A pergunta que mais ouvimos trazia um ar de admiração: “Porque andar a pé se o padre tem carro?” “O que houve com o carro? Está na oficina?”. Tentava dizer algo de minhas motivações pessoais, tais como: - Inspiração de Deus dentro do ano Paulino; ir ao encontro do povo e conhecer melhor a realidade. Partilhei com eles que a idéia nasceu numa ocasião quando passava de carro por aquela estrada e vendo tantas comunidades e pessoas a pé, carregando muitas coisas pesadas em suas cabeças, me perguntei: Porque não fazer a pé este caminho?
Fui pouco a pouco descobrindo que o fato de percorrer a pé estas quinze comunidades trazia consigo um forte conteúdo de Evangelização. No principio não imaginei que seria tão grande a repercussão desta escolha. Entendi ao longo do caminho que a iniciativa primeira era do Espírito de Deus e que cada um interpretaria de maneira diferente. Na comunidade de Maculane uma liderança expressou sua posição: “Não se faz evangelização somente de carro”. Um catequista disse que as longas distâncias não podem ser justificativa para se acomodar e ficar em casa esperando a solução cair do céu.

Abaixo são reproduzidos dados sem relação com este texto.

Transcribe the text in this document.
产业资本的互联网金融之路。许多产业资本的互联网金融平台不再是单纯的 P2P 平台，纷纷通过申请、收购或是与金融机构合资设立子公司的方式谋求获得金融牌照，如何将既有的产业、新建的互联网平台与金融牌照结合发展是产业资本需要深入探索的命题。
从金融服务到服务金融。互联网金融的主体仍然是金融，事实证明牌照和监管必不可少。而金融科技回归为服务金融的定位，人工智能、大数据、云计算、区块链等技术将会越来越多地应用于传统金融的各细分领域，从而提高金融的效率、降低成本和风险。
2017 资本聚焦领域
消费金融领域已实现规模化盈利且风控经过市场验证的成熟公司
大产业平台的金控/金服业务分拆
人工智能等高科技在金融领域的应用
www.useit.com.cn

Aqui no chão africano muitas vezes tenho me perguntado o que é mesmo evangelizar. Sempre ouvi que a missão da Igreja é anunciar, pregar, servir, testemunhar, dialogar e formar. Neste caminho vive a forte experiência de evangelizar pela presença gratuita, com meios pobres e com poucas palavras. “Estar com”, visitar, ouvir, partilhar e celebrar a Eucaristia para um povo que fica mais de um ano sem missa, foi o próprio conteúdo pregação.
Neste caminho até Chalaua predomina um cenário de pobreza social. Ouvimos sempre preocupações sobre a fome, a falta de condições para o estudo da juventude e carência de atendimento médico e medicamentos. Como símbolo de exploração do povo, encontramos na contramão uma média de dez caminhões de Chineses que diariamente carregam toneladas de madeira. Algumas áreas de Moçambique já estão desérticas, fruto do desmatamento.

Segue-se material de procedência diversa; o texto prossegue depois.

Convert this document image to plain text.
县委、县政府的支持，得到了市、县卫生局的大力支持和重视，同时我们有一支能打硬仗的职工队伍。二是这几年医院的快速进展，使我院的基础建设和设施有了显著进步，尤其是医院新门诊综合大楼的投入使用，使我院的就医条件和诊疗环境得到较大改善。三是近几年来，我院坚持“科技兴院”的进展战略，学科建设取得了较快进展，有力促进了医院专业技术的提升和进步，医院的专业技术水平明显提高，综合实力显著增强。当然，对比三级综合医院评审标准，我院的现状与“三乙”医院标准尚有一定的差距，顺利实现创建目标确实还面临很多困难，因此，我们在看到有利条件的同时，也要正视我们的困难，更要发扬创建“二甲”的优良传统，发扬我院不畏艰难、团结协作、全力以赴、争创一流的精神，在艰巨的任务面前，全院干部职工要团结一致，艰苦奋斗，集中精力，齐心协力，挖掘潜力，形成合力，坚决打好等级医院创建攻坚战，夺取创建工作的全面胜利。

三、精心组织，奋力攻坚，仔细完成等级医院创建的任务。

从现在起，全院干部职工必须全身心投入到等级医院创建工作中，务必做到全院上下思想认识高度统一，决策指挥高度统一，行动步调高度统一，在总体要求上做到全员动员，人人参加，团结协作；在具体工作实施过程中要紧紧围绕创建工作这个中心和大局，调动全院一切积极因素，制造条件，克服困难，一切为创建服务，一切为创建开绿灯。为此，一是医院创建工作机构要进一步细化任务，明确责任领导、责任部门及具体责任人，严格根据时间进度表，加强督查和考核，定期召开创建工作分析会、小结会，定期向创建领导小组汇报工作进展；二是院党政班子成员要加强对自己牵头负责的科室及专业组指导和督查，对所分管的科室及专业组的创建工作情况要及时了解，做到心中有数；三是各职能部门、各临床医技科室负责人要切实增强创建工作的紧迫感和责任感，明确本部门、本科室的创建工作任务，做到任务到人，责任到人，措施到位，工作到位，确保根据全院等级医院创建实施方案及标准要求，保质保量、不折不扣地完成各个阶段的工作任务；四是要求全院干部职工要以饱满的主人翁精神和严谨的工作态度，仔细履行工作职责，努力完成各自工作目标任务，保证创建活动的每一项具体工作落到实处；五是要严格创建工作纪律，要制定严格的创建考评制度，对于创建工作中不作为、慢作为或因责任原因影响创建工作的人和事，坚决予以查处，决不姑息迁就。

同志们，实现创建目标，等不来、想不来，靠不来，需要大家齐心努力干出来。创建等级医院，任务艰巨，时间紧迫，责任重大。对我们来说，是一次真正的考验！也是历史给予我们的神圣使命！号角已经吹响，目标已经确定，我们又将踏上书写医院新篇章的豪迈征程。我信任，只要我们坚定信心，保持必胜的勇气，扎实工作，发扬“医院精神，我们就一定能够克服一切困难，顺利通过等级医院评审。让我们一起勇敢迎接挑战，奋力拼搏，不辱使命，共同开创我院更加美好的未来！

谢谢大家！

Um dos pontos fortes desta caminhada foi a visita aos doentes. Acompanhados pela comunidade chegamos à casa de quarenta e seis pessoas enfermas em estado grave, a maioria sem diagnóstico, sem atendimento ou remédios. Por isso, apelam para soluções da cultura e religião tradicional. Buscam ajuda no curandeiro e no advinha que receitam medicamentos de plantas naturais. Grande parte morre sem saber a “causa mortis”. Em algumas situações pensei que seria providente que neste caminho estivesse comigo um médico e uma autoridade política. Na maioria dos casos fiquei sem resposta ou encaminhamento diante desta realidade.

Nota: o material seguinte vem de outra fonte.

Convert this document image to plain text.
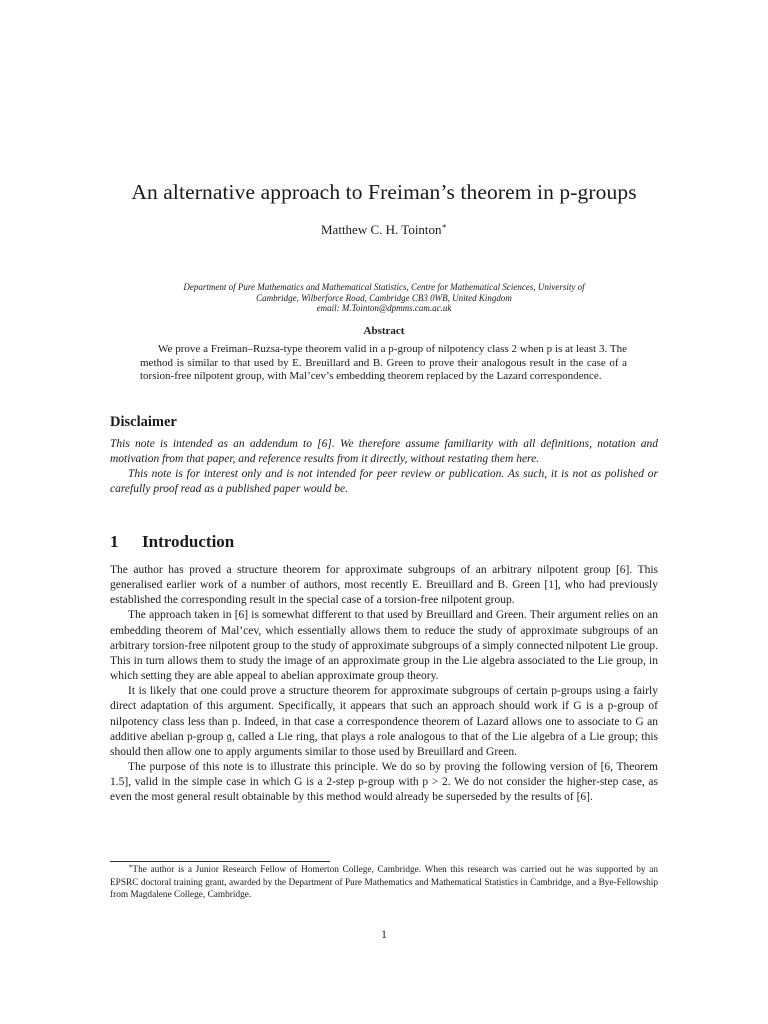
An alternative approach to Freiman’s theorem in p-groups
Matthew C. H. Tointon∗
Department of Pure Mathematics and Mathematical Statistics, Centre for Mathematical Sciences, University of
Cambridge, Wilberforce Road, Cambridge CB3 0WB, United Kingdom
email: M.Tointon@dpmms.cam.ac.uk
Abstract
We prove a Freiman–Ruzsa-type theorem valid in a p-group of nilpotency class 2 when p is at least 3. The method is similar to that used by E. Breuillard and B. Green to prove their analogous result in the case of a torsion-free nilpotent group, with Mal’cev’s embedding theorem replaced by the Lazard correspondence.
Disclaimer

This note is intended as an addendum to [6]. We therefore assume familiarity with all definitions, notation and motivation from that paper, and reference results from it directly, without restating them here.

This note is for interest only and is not intended for peer review or publication. As such, it is not as polished or carefully proof read as a published paper would be.

1 Introduction

The author has proved a structure theorem for approximate subgroups of an arbitrary nilpotent group [6]. This generalised earlier work of a number of authors, most recently E. Breuillard and B. Green [1], who had previously established the corresponding result in the special case of a torsion-free nilpotent group.

The approach taken in [6] is somewhat different to that used by Breuillard and Green. Their argument relies on an embedding theorem of Mal’cev, which essentially allows them to reduce the study of approximate subgroups of an arbitrary torsion-free nilpotent group to the study of approximate subgroups of a simply connected nilpotent Lie group. This in turn allows them to study the image of an approximate group in the Lie algebra associated to the Lie group, in which setting they are able appeal to abelian approximate group theory.

It is likely that one could prove a structure theorem for approximate subgroups of certain p-groups using a fairly direct adaptation of this argument. Specifically, it appears that such an approach should work if G is a p-group of nilpotency class less than p. Indeed, in that case a correspondence theorem of Lazard allows one to associate to G an additive abelian p-group 𝔤, called a Lie ring, that plays a role analogous to that of the Lie algebra of a Lie group; this should then allow one to apply arguments similar to those used by Breuillard and Green.

The purpose of this note is to illustrate this principle. We do so by proving the following version of [6, Theorem 1.5], valid in the simple case in which G is a 2-step p-group with p > 2. We do not consider the higher-step case, as even the most general result obtainable by this method would already be superseded by the results of [6].

∗The author is a Junior Research Fellow of Homerton College, Cambridge. When this research was carried out he was supported by an EPSRC doctoral training grant, awarded by the Department of Pure Mathematics and Mathematical Statistics in Cambridge, and a Bye-Fellowship from Magdalene College, Cambridge.
1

Nestes quinze dias de intensa vivência e convívio nas comunidades também aproveitei para rezar pedindo ao dono da messe que envie mais padres gaúchos, religiosos(as) e leigos(as) para este grande campo de missão. Sei do empenho dos bispos e responsáveis pelo setor missionário da CNBB que tem a tarefa de motivarem as dioceses do Regional Sul III para continuarmos no compromisso com nossa Igreja irmã de Moçambique. Desde o inicio de dezembro, com o retorno do padre Fabiano Dalcin ao Brasil, estou como padre sozinho para atender as duas paróquias com cento e quarenta comunidades.
Concluo com a expressão do papa PauloVI: “quem evangeliza, se evangeliza”. Neste caminho o povo nos evangelizou, pregando o evangelho da partilha, da acolhida, do despojamento, da fé comprometida, da sede de Deus na Eucaristia, da força da comunidade, da resistência no sofrimento e da alegria no Cristo ressuscitado.